Disclaimer: for this to work, you must be an ETH Zurich affiliated person and own a nethz-account.

So, you wanna play around a bit with machine learning. Or run a crazy particle physics simulation. But you only have a lame Macbook. Your gaming rig would do the job, but its fans are spinning so loud your neighbors complained. Solution? Just use ETHs Euler general purpose super computer! Even though they explicitely write that Euler is “not a supercomputer”, supercomputer just sounds cooler than “general purpose” computer.

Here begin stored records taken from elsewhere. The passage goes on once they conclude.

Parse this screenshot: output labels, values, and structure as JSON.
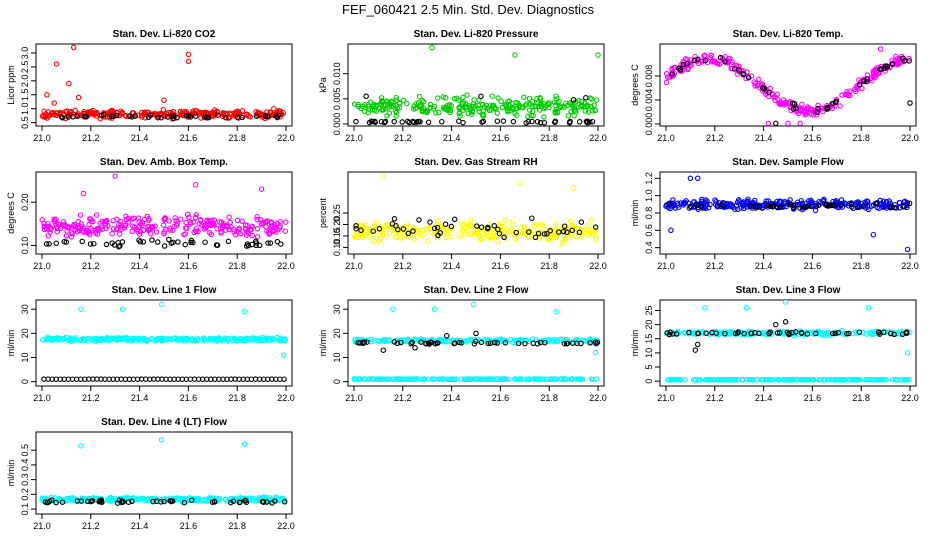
{
  "title": "FEF_060421  2.5 Min. Std. Dev. Diagnostics",
  "colors": {
    "red": "#ff0000",
    "green": "#00cc00",
    "magenta": "#ff00ff",
    "yellow": "#ffff00",
    "blue": "#0000ff",
    "cyan": "#00ffff",
    "black": "#000000"
  },
  "chart_data": [
    {
      "type": "scatter",
      "title": "Stan. Dev. Li-820 CO2",
      "ylabel": "Licor ppm",
      "xlim": [
        21.0,
        22.0
      ],
      "ylim": [
        0.45,
        3.25
      ],
      "xticks": [
        "21.0",
        "21.2",
        "21.4",
        "21.6",
        "21.8",
        "22.0"
      ],
      "yticks": [
        0.5,
        1.0,
        1.5,
        2.0,
        2.5,
        3.0
      ],
      "yticklabels": [
        "0.5",
        "1.0",
        "1.5",
        "2.0",
        "2.5",
        "3.0"
      ],
      "series": [
        {
          "name": "primary",
          "color": "red",
          "base": 0.8,
          "spread": 0.2,
          "n": 260,
          "outliers": [
            [
              21.13,
              3.2
            ],
            [
              21.6,
              2.95
            ],
            [
              21.6,
              2.7
            ],
            [
              21.06,
              2.6
            ],
            [
              21.05,
              1.2
            ],
            [
              21.11,
              1.9
            ],
            [
              21.15,
              1.4
            ],
            [
              21.5,
              1.3
            ],
            [
              21.95,
              1.0
            ],
            [
              21.02,
              1.5
            ]
          ]
        },
        {
          "name": "secondary",
          "color": "black",
          "base": 0.72,
          "spread": 0.08,
          "n": 45,
          "outliers": []
        }
      ]
    },
    {
      "type": "scatter",
      "title": "Stan. Dev. Li-820 Pressure",
      "ylabel": "kPa",
      "xlim": [
        21.0,
        22.0
      ],
      "ylim": [
        0.0,
        0.0155
      ],
      "xticks": [
        "21.0",
        "21.2",
        "21.4",
        "21.6",
        "21.8",
        "22.0"
      ],
      "yticks": [
        0.0,
        0.005,
        0.01
      ],
      "yticklabels": [
        "0.000",
        "0.005",
        "0.010"
      ],
      "series": [
        {
          "name": "primary",
          "color": "green",
          "base": 0.0035,
          "spread": 0.0026,
          "n": 260,
          "outliers": [
            [
              21.32,
              0.0152
            ],
            [
              21.66,
              0.0137
            ],
            [
              22.0,
              0.0137
            ]
          ]
        },
        {
          "name": "secondary",
          "color": "black",
          "base": 0.0004,
          "spread": 0.0003,
          "n": 45,
          "outliers": [
            [
              21.05,
              0.0055
            ],
            [
              21.52,
              0.0055
            ],
            [
              21.95,
              0.0052
            ],
            [
              21.9,
              0.0048
            ]
          ]
        }
      ]
    },
    {
      "type": "scatter",
      "title": "Stan. Dev. Li-820 Temp.",
      "ylabel": "degrees C",
      "xlim": [
        21.0,
        22.0
      ],
      "ylim": [
        0.0,
        0.013
      ],
      "xticks": [
        "21.0",
        "21.2",
        "21.4",
        "21.6",
        "21.8",
        "22.0"
      ],
      "yticks": [
        0.0,
        0.004,
        0.008
      ],
      "yticklabels": [
        "0.000",
        "0.004",
        "0.008"
      ],
      "series": [
        {
          "name": "primary",
          "color": "magenta",
          "pattern": "wave",
          "base": 0.0065,
          "spread": 0.0014,
          "n": 260,
          "outliers": [
            [
              21.42,
              0.0001
            ],
            [
              21.5,
              0.0001
            ],
            [
              21.55,
              0.0001
            ],
            [
              21.88,
              0.0125
            ]
          ]
        },
        {
          "name": "secondary",
          "color": "black",
          "pattern": "wave",
          "base": 0.0065,
          "spread": 0.0008,
          "n": 45,
          "outliers": [
            [
              22.0,
              0.0035
            ],
            [
              21.45,
              0.0001
            ]
          ]
        }
      ]
    },
    {
      "type": "scatter",
      "title": "Stan. Dev. Amb. Box Temp.",
      "ylabel": "degrees C",
      "xlim": [
        21.0,
        22.0
      ],
      "ylim": [
        0.085,
        0.265
      ],
      "xticks": [
        "21.0",
        "21.2",
        "21.4",
        "21.6",
        "21.8",
        "22.0"
      ],
      "yticks": [
        0.1,
        0.2
      ],
      "yticklabels": [
        "0.10",
        "0.20"
      ],
      "series": [
        {
          "name": "primary",
          "color": "magenta",
          "base": 0.145,
          "spread": 0.035,
          "n": 270,
          "outliers": [
            [
              21.3,
              0.26
            ],
            [
              21.63,
              0.24
            ],
            [
              21.17,
              0.22
            ],
            [
              21.9,
              0.23
            ]
          ]
        },
        {
          "name": "secondary",
          "color": "black",
          "base": 0.105,
          "spread": 0.012,
          "n": 45,
          "outliers": []
        }
      ]
    },
    {
      "type": "scatter",
      "title": "Stan. Dev. Gas Stream RH",
      "ylabel": "percent",
      "xlim": [
        21.0,
        22.0
      ],
      "ylim": [
        0.08,
        0.42
      ],
      "xticks": [
        "21.0",
        "21.2",
        "21.4",
        "21.6",
        "21.8",
        "22.0"
      ],
      "yticks": [
        0.1,
        0.15,
        0.2,
        0.25
      ],
      "yticklabels": [
        "0.10",
        "0.15",
        "0.20",
        "0.25"
      ],
      "series": [
        {
          "name": "primary",
          "color": "yellow",
          "base": 0.17,
          "spread": 0.06,
          "n": 270,
          "outliers": [
            [
              21.12,
              0.41
            ],
            [
              21.68,
              0.38
            ],
            [
              21.9,
              0.36
            ]
          ]
        },
        {
          "name": "secondary",
          "color": "black",
          "base": 0.18,
          "spread": 0.06,
          "n": 45,
          "outliers": []
        }
      ]
    },
    {
      "type": "scatter",
      "title": "Stan. Dev. Sample Flow",
      "ylabel": "ml/min",
      "xlim": [
        21.0,
        22.0
      ],
      "ylim": [
        0.35,
        1.25
      ],
      "xticks": [
        "21.0",
        "21.2",
        "21.4",
        "21.6",
        "21.8",
        "22.0"
      ],
      "yticks": [
        0.4,
        0.6,
        0.8,
        1.0,
        1.2
      ],
      "yticklabels": [
        "0.4",
        "0.6",
        "0.8",
        "1.0",
        "1.2"
      ],
      "series": [
        {
          "name": "primary",
          "color": "blue",
          "base": 0.9,
          "spread": 0.08,
          "n": 270,
          "outliers": [
            [
              21.99,
              0.38
            ],
            [
              21.85,
              0.55
            ],
            [
              21.02,
              0.6
            ],
            [
              21.1,
              1.2
            ],
            [
              21.13,
              1.2
            ]
          ]
        },
        {
          "name": "secondary",
          "color": "black",
          "base": 0.88,
          "spread": 0.05,
          "n": 45,
          "outliers": []
        }
      ]
    },
    {
      "type": "scatter",
      "title": "Stan. Dev. Line 1 Flow",
      "ylabel": "ml/min",
      "xlim": [
        21.0,
        22.0
      ],
      "ylim": [
        -1,
        33
      ],
      "xticks": [
        "21.0",
        "21.2",
        "21.4",
        "21.6",
        "21.8",
        "22.0"
      ],
      "yticks": [
        0,
        10,
        20,
        30
      ],
      "yticklabels": [
        "0",
        "10",
        "20",
        "30"
      ],
      "series": [
        {
          "name": "primary",
          "color": "cyan",
          "base": 17.5,
          "spread": 1.0,
          "n": 270,
          "outliers": [
            [
              21.16,
              30
            ],
            [
              21.33,
              30
            ],
            [
              21.49,
              32
            ],
            [
              21.83,
              29
            ],
            [
              21.99,
              11
            ]
          ]
        },
        {
          "name": "secondary",
          "color": "black",
          "base": 1.0,
          "spread": 0.05,
          "n": 60,
          "regular": true,
          "outliers": []
        }
      ]
    },
    {
      "type": "scatter",
      "title": "Stan. Dev. Line 2 Flow",
      "ylabel": "ml/min",
      "xlim": [
        21.0,
        22.0
      ],
      "ylim": [
        -1,
        33
      ],
      "xticks": [
        "21.0",
        "21.2",
        "21.4",
        "21.6",
        "21.8",
        "22.0"
      ],
      "yticks": [
        0,
        10,
        20,
        30
      ],
      "yticklabels": [
        "0",
        "10",
        "20",
        "30"
      ],
      "series": [
        {
          "name": "primary",
          "color": "cyan",
          "base": 17.0,
          "spread": 1.0,
          "n": 200,
          "outliers": [
            [
              21.16,
              30
            ],
            [
              21.33,
              30
            ],
            [
              21.49,
              32
            ],
            [
              21.83,
              29
            ],
            [
              21.99,
              12
            ]
          ]
        },
        {
          "name": "primary-low",
          "color": "cyan",
          "base": 1.0,
          "spread": 0.15,
          "n": 200,
          "outliers": []
        },
        {
          "name": "secondary",
          "color": "black",
          "base": 16.0,
          "spread": 0.8,
          "n": 50,
          "outliers": [
            [
              21.12,
              13
            ],
            [
              21.25,
              14
            ],
            [
              21.5,
              20
            ],
            [
              21.38,
              19
            ]
          ]
        }
      ]
    },
    {
      "type": "scatter",
      "title": "Stan. Dev. Line 3 Flow",
      "ylabel": "ml/min",
      "xlim": [
        21.0,
        22.0
      ],
      "ylim": [
        -1,
        28
      ],
      "xticks": [
        "21.0",
        "21.2",
        "21.4",
        "21.6",
        "21.8",
        "22.0"
      ],
      "yticks": [
        0,
        5,
        10,
        15,
        20,
        25
      ],
      "yticklabels": [
        "0",
        "5",
        "10",
        "15",
        "20",
        "25"
      ],
      "series": [
        {
          "name": "primary",
          "color": "cyan",
          "base": 17.0,
          "spread": 1.0,
          "n": 200,
          "outliers": [
            [
              21.16,
              26
            ],
            [
              21.33,
              26
            ],
            [
              21.49,
              28
            ],
            [
              21.83,
              26
            ],
            [
              21.99,
              10
            ]
          ]
        },
        {
          "name": "primary-low",
          "color": "cyan",
          "base": 0.5,
          "spread": 0.1,
          "n": 200,
          "outliers": []
        },
        {
          "name": "secondary",
          "color": "black",
          "base": 17.0,
          "spread": 0.6,
          "n": 50,
          "outliers": [
            [
              21.12,
              11
            ],
            [
              21.13,
              13
            ],
            [
              21.45,
              20
            ],
            [
              21.49,
              21
            ]
          ]
        }
      ]
    },
    {
      "type": "scatter",
      "title": "Stan. Dev. Line 4 (LT) Flow",
      "ylabel": "ml/min",
      "xlim": [
        21.0,
        22.0
      ],
      "ylim": [
        0.08,
        0.61
      ],
      "xticks": [
        "21.0",
        "21.2",
        "21.4",
        "21.6",
        "21.8",
        "22.0"
      ],
      "yticks": [
        0.1,
        0.2,
        0.3,
        0.4,
        0.5
      ],
      "yticklabels": [
        "0.1",
        "0.2",
        "0.3",
        "0.4",
        "0.5"
      ],
      "series": [
        {
          "name": "primary",
          "color": "cyan",
          "base": 0.165,
          "spread": 0.02,
          "n": 270,
          "outliers": [
            [
              21.16,
              0.53
            ],
            [
              21.49,
              0.57
            ],
            [
              21.83,
              0.54
            ]
          ]
        },
        {
          "name": "secondary",
          "color": "black",
          "base": 0.15,
          "spread": 0.015,
          "n": 55,
          "outliers": []
        }
      ]
    }
  ]
}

So called shareholders (lab groups and ETH departments) invested money to own a reserved percentage of Eulers computing power. However, there is also a slice reserved for us students. The best thing about it? It works without need for any bureaucracy. Just log in and start.

Python example

We will run an example from the scikit-learn website for demonstration. There will be some some small changes, because we have no GUI. But first, let’s log in. Important: you can only log in to Euler from within the ETH network or when connected via VPN.

ssh <your nethz-name>@euler.ethz.ch

You will be greeted with a disclaimer you have to accept by typing Yes the first time. Then, we can start by loading the python module.

module load python/2.7
# get sample script from scikit-learn
wget http://scikit-learn.org/stable/_downloads/plot_image_denoising.py

Now you’ll have to modify the script to make it run without X11. For this, we have to tell matplotlib to write to disk instead trying to display the images directly. Modify the downloaded file at the top and the bottom to look like this:

# at the top of the file,
# after the long introductionary comment
print(__doc__)

from time import time

# those two lines must be inserted here
import matplotlib
matplotlib.use('Agg')

import matplotlib.pyplot as plt
import numpy as np

...

# bottom
# replaced plt.show() by the following line
plt.savefig('plot.png')

When you submit a job for the batch processing system, it will inherit the current environment. As we already loaded the python module, we are now ready to go:

# submit job
bsub "python plot_image_denoising.py"
> Generic job.
> Job <9613719> is submitted to queue <normal.4h>.

# you can now check the status of your job via bjobs
bjobs
> JOBID      USER    STAT  QUEUE      FROM_HOST   EXEC_HOST   JOB_NAME   SUBMIT_TIME
> 9613719    muejo   RUN   normal.4h  euler01     e1096       *oising.py Aug 25 00:34

After some time, in the directory a file called lsf.o<jobid> will appear, besides the plot.png our script generated. That’s it, we’re done!

Remarks:

  • Your job will be killed after 4 hours. You can use an option -W hh:mm with bsub let it run longer, but it will wait longer in the queue.
  • Same is valid for CPU cores (-n 2 uses 2 cores instead of 1) and memory (-R "rusage[mem=2048]" uses 2GB per core). You can use up to 48 cores at the same time (check using busers, MAX). If you submit several jobs, requiring more than 48 jobs in total, they will be run sequentially. If you submit a single job requiring more than 48 cores, it will probably be stuck in the queue forever.

Further information (only accessible from within ETH network):

If you need some special packages

You can install libraries via PIP locally in your home dir.

mkdir -p $HOME/python/lib64/python2.7/site-packages
export PYTHONPATH=$HOME/python/lib64/python2.7/site-packages:$PYTHONPATH
module load python/2.7

# now, install e.g. theano
python -m pip install --install-option="--prefix=$HOME/python" theano

Some packages require Euler module dependencies. For example, if you wanna use h5py, you have to load the hdf5 module before loading the python module:

module load hdf5
module load python/2.7.2
python
>>> import h5py
# works!

GPU

Only the not publicly-accessible Leonhard cluster has GPU nodes. So if you need that, you will have to ask Cluster Support.

Support

I am a student who does not know anything about scientific computing, let alone ETHs HPC infrasctructure. This blog post just tries to provide some guidance for students. I do not provide any support. Also, I am not responsible if the admins get angry at you because you ran your stuff on a login node.

Find support here

For D-ITET students

There is an additional resource for D-ITET students. You can run jobs on the idling tardis machines (in the ETZ computer rooms). If you ever wondered, that is the reason for the “do not turn off” labels. The batch system is very similar to the one on Euler. Find more infos in the D-ITET Computing Wiki.

Updates

This post was updated on Jan 26 2017 to reflect the decomissioning of the old Brutus cluster and its Wiki. The new Wiki is now to be found here (Only from within ETH network!).